Na den oorlog rolden in een aantal monarchieën de kronen over de straat. In een aantal, niet in alle. Alleen in die, waar het keizer- of koningschap een grooter macht had bezeten dan in de liberale constitutioneele monarchieën, die deze macht door grondwettige bepalingen of conventions tot redelijke grenzen hadden teruggebracht.

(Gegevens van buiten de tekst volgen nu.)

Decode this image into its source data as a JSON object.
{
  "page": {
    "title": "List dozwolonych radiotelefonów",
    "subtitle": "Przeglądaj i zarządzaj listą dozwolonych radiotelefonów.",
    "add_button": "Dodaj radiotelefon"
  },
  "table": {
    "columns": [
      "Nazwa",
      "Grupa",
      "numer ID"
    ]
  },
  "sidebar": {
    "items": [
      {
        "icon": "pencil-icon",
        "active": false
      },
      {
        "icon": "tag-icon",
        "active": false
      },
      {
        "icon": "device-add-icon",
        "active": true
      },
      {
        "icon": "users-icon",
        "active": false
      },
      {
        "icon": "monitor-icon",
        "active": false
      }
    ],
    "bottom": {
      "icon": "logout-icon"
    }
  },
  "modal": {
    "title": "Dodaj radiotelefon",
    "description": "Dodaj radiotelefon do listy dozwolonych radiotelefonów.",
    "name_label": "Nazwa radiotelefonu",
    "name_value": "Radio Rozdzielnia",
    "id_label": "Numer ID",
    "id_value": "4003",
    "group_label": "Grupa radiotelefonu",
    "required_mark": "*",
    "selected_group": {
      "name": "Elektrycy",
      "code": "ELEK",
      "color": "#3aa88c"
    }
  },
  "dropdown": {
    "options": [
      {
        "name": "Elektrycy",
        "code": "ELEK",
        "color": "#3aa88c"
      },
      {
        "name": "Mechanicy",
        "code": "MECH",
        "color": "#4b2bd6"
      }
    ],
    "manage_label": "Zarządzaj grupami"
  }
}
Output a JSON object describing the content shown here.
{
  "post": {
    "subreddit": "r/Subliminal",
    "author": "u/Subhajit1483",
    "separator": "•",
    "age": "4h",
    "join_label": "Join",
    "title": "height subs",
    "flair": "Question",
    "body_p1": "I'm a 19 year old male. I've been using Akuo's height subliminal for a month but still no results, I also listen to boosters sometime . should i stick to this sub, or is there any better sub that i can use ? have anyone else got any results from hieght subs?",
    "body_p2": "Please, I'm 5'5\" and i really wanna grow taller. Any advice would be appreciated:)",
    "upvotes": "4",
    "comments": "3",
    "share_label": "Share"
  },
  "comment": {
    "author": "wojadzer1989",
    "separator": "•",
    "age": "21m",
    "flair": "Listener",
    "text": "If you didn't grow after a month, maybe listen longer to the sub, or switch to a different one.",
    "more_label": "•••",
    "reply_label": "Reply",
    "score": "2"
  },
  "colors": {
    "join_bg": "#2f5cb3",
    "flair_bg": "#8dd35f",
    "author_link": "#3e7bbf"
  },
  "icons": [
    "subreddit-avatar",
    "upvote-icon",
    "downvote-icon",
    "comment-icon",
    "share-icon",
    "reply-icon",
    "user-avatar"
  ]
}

Waar eens keizers en koningen aldus regeerden, zijn zij niet teruggeroepen; hun landen zijn republieken geworden en gebleven; hun plaatsen zijn ingenomen door burgermannen. Het ideaal van allen, die in vorige eeuwen droomden van en streden voor een republiek, is in een aantal landen verwezenlijkt. Doch hoe anders is die republiek dan zij zich hadden voorgesteld. Wat is er geworden van de vrijheid, welke in een republiek beter tot haar recht zou komen, ja, alleen zou kunnen bestaan in een koningloozen staat, in een republiek?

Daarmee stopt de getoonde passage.